Notre chauffeur de taxi, ancien du Vietnam, inculte mais amoureux d’une fille qu’il ne peut pas avoir, vient de se ramasser par terre. C’est un amoureux transi. Cette fille, il ne l’aura jamais. Et le cadeau du disque n’a fait que l’enfoncer…
La première fois que j’ai vu ce film, j’ai noté le nom du disque dans un coin de ma tête, en me promettant de l’acheter plus tard. L’artiste s’appelle Kris Kristofferson.
Un jour, donc, j’ai fini par imiter Travis Bickle. J’ai acheté l’un des albums du chanteur, celui où il joue ce morceau merveilleux qui s’appelle Me and Bobby McGhee, dont Janis Joplin a fait un tube planétaire. J’ai offert le cadeau à la fille qui me tourmentait à l’époque, qui était aussi belle et snob que dans le film de Scorsese, en lui expliquant que cette musique était meilleure que celle des Bee Gees. Je voulais faire le malin. Et je me suis pris un vent. «Dommage, m’expliqua la fille, moi c’est les Bee Gees que j’aime!».
«On aimait ces machos parce qu’on les considérait comme des grands frères. On voulait croire qu’ils étaient nés dans le derb.»
Depuis cette mésaventure, je n’ai plus jamais écouté Kris Kristofferson. Je me suis même mis à détester le chanteur. Mais pas l’acteur. Parce qu’il était indiscutablement meilleur acteur que chanteur. Pour me venger, je me suis jeté sur tous les films où il était à l’affiche. C’est un peu à cause de lui que je suis devenu, peu à peu, fan absolu d’un cinéaste comme Sam Peckinpah, qui l’a dirigé dans plusieurs films, dont l’inoubliable Pat Garrett et Billy le kid (avec Knocking on heaven’s door de Bob Dylan, qui tenait par ailleurs un petit rôle dans le film). J’ai même aimé un film stupide comme Le Convoi, dans lequel Kristofferson et des camionneurs un peu débiles mènent une sorte de révolution et passent hors-la-loi.
Rapidement, j’en suis venu à ranger Kris Kristofferson dans cette catégorie d’acteurs qui avait notre préférence dans le derb. Tous les gamins les adoraient. Les Charles Bronson, Anthony Quinn, Lee Marvin, James Coburn. Leurs films étaient souvent oubliables, des séries B, des séries Z. On les aimait parce qu’ils jouaient toujours les durs, et ils ne respectaient jamais la loi. Pas des rebelles en carton comme James Dean et plus tard John Travolta.
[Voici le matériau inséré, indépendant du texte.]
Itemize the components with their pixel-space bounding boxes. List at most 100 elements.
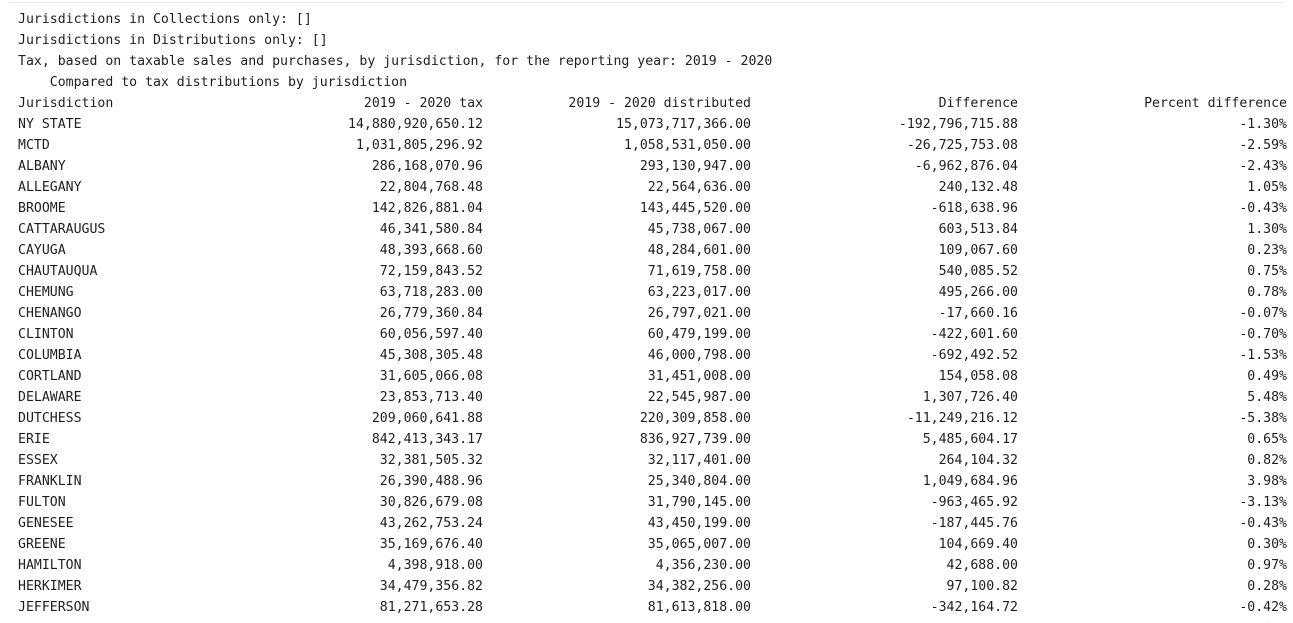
- cell-tax: 14,880,920,650.12: [348, 117, 483, 132]
- cell-distributed: 1,058,531,050.00: [623, 138, 751, 153]
- header-tax: 2019 - 2020 tax: [363, 96, 483, 111]
- cell-percent-difference: -0.43%: [1239, 201, 1287, 216]
- cell-difference: -422,601.60: [930, 327, 1018, 342]
- cell-difference: -963,465.92: [930, 495, 1018, 510]
- cell-tax: 30,826,679.08: [379, 495, 483, 510]
- table-row: GENESEE 43,262,753.24 43,450,199.00 -187,44…: [18, 513, 1287, 534]
- cell-tax: 46,341,580.84: [379, 222, 483, 237]
- cell-distributed: 22,564,636.00: [647, 180, 751, 195]
- cell-difference: 1,049,684.96: [922, 474, 1018, 489]
- cell-distributed: 81,613,818.00: [647, 600, 751, 615]
- cell-percent-difference: 0.78%: [1247, 285, 1287, 300]
- cell-percent-difference: -5.38%: [1239, 411, 1287, 426]
- cell-difference: -692,492.52: [930, 348, 1018, 363]
- cell-difference: 154,058.08: [938, 369, 1018, 384]
- cell-jurisdiction: MCTD: [18, 138, 50, 153]
- header-jurisdiction: Jurisdiction: [18, 96, 114, 111]
- cell-difference: -618,638.96: [930, 201, 1018, 216]
- table-row: CHAUTAUQUA 72,159,843.52 71,619,758.00 540,…: [18, 261, 1287, 282]
- cell-jurisdiction: DELAWARE: [18, 390, 82, 405]
- header-percent-difference: Percent difference: [1144, 96, 1287, 111]
- output-top-border: [10, 2, 1283, 3]
- cell-jurisdiction: DUTCHESS: [18, 411, 82, 426]
- cell-distributed: 26,797,021.00: [647, 306, 751, 321]
- cell-percent-difference: -0.70%: [1239, 327, 1287, 342]
- cell-difference: 264,104.32: [938, 453, 1018, 468]
- cell-distributed: 45,738,067.00: [647, 222, 751, 237]
- table-row: FULTON 30,826,679.08 31,790,145.00 -963,465…: [18, 492, 1287, 513]
- cell-distributed: 63,223,017.00: [647, 285, 751, 300]
- cell-tax: 1,031,805,296.92: [355, 138, 483, 153]
- cell-percent-difference: -3.13%: [1239, 495, 1287, 510]
- table-row: CATTARAUGUS 46,341,580.84 45,738,067.00 603…: [18, 219, 1287, 240]
- table-header: Jurisdiction 2019 - 2020 tax 2019 - 2020…: [18, 93, 1287, 114]
- cell-jurisdiction: GREENE: [18, 537, 66, 552]
- cell-percent-difference: 1.30%: [1247, 222, 1287, 237]
- cell-jurisdiction: FRANKLIN: [18, 474, 82, 489]
- cell-distributed: 31,451,008.00: [647, 369, 751, 384]
- cell-distributed: 48,284,601.00: [647, 243, 751, 258]
- cell-jurisdiction: ALBANY: [18, 159, 66, 174]
- cell-tax: 32,381,505.32: [379, 453, 483, 468]
- cell-jurisdiction: COLUMBIA: [18, 348, 82, 363]
- clipped-next-row: -: [1263, 617, 1271, 623]
- cell-percent-difference: -2.43%: [1239, 159, 1287, 174]
- cell-difference: -192,796,715.88: [898, 117, 1018, 132]
- cell-percent-difference: 0.28%: [1247, 579, 1287, 594]
- cell-distributed: 31,790,145.00: [647, 495, 751, 510]
- cell-tax: 63,718,283.00: [379, 285, 483, 300]
- cell-jurisdiction: CLINTON: [18, 327, 74, 342]
- table-row: NY STATE 14,880,920,650.12 15,073,717,366.…: [18, 114, 1287, 135]
- cell-tax: 842,413,343.17: [371, 432, 483, 447]
- cell-difference: -6,962,876.04: [914, 159, 1018, 174]
- cell-percent-difference: 0.30%: [1247, 537, 1287, 552]
- table-row: CORTLAND 31,605,066.08 31,451,008.00 154,05…: [18, 366, 1287, 387]
- cell-percent-difference: 0.97%: [1247, 558, 1287, 573]
- cell-difference: 603,513.84: [938, 222, 1018, 237]
- cell-tax: 26,779,360.84: [379, 306, 483, 321]
- cell-distributed: 71,619,758.00: [647, 264, 751, 279]
- cell-distributed: 34,382,256.00: [647, 579, 751, 594]
- cell-tax: 35,169,676.40: [379, 537, 483, 552]
- cell-jurisdiction: CATTARAUGUS: [18, 222, 106, 237]
- cell-distributed: 4,356,230.00: [655, 558, 751, 573]
- cell-distributed: 60,479,199.00: [647, 327, 751, 342]
- cell-distributed: 22,545,987.00: [647, 390, 751, 405]
- cell-percent-difference: -1.53%: [1239, 348, 1287, 363]
- table-row: FRANKLIN 26,390,488.96 25,340,804.00 1,049,…: [18, 471, 1287, 492]
- cell-difference: -11,249,216.12: [906, 411, 1018, 426]
- cell-distributed: 293,130,947.00: [639, 159, 751, 174]
- cell-percent-difference: -0.42%: [1239, 600, 1287, 615]
- cell-percent-difference: 0.65%: [1247, 432, 1287, 447]
- cell-distributed: 143,445,520.00: [639, 201, 751, 216]
- cell-percent-difference: 0.82%: [1247, 453, 1287, 468]
- cell-jurisdiction: ERIE: [18, 432, 50, 447]
- cell-percent-difference: -0.43%: [1239, 516, 1287, 531]
- cell-distributed: 836,927,739.00: [639, 432, 751, 447]
- cell-tax: 26,390,488.96: [379, 474, 483, 489]
- cell-jurisdiction: BROOME: [18, 201, 66, 216]
- cell-jurisdiction: HAMILTON: [18, 558, 82, 573]
- cell-tax: 72,159,843.52: [379, 264, 483, 279]
- table-row: CHEMUNG 63,718,283.00 63,223,017.00 495,266…: [18, 282, 1287, 303]
- table-row: CLINTON 60,056,597.40 60,479,199.00 -422,60…: [18, 324, 1287, 345]
- cell-jurisdiction: CORTLAND: [18, 369, 82, 384]
- notebook-output-area: Jurisdictions in Collections only: [] Ju…: [18, 9, 1287, 618]
- cell-tax: 60,056,597.40: [379, 327, 483, 342]
- table-row: ESSEX 32,381,505.32 32,117,401.00 264,104.3…: [18, 450, 1287, 471]
- cell-tax: 34,479,356.82: [379, 579, 483, 594]
- collections-only-line: Jurisdictions in Collections only: []: [18, 12, 312, 27]
- cell-percent-difference: 0.49%: [1247, 369, 1287, 384]
- cell-percent-difference: 5.48%: [1247, 390, 1287, 405]
- cell-difference: 1,307,726.40: [922, 390, 1018, 405]
- cell-tax: 45,308,305.48: [379, 348, 483, 363]
- report-title-line: Tax, based on taxable sales and purchase…: [18, 54, 773, 69]
- cell-jurisdiction: FULTON: [18, 495, 66, 510]
- table-row: COLUMBIA 45,308,305.48 46,000,798.00 -692,4…: [18, 345, 1287, 366]
- cell-jurisdiction: CAYUGA: [18, 243, 66, 258]
- cell-distributed: 25,340,804.00: [647, 474, 751, 489]
- cell-distributed: 220,309,858.00: [639, 411, 751, 426]
- cell-difference: 109,067.60: [938, 243, 1018, 258]
- table-row: GREENE 35,169,676.40 35,065,007.00 104,669.…: [18, 534, 1287, 555]
- cell-percent-difference: 3.98%: [1247, 474, 1287, 489]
De vrais machos, aux visages marqués par des souffrances immémoriales.
On aimait ces machos parce qu’on les considérait comme des grands frères. On voulait croire qu’ils étaient nés dans le derb, qu’ils étaient guidés par la même rage, la même frustration. Ils étaient nos porte-paroles. Ils représentaient à nos yeux des modèles de virilité, chargés de testostérone, sans grand-chose à l’intérieur de la cervelle. Comme nous! Et c’était très bien comme ça.
On s’amusait même à rejouer, dans le derb, certains de leurs films. Un jour, je me souviens, je me suis arrêté pour dire: «Savez-vous que Kris Krisofferson est chanteur aussi?». Ils ne m’ont pas cru. Kris Kristofferson, un chanteur? Jamais de la vie. Un macho, ça cogne et ça ne chante pas. Impossible. Tu parles d’un blasphème, mon frère!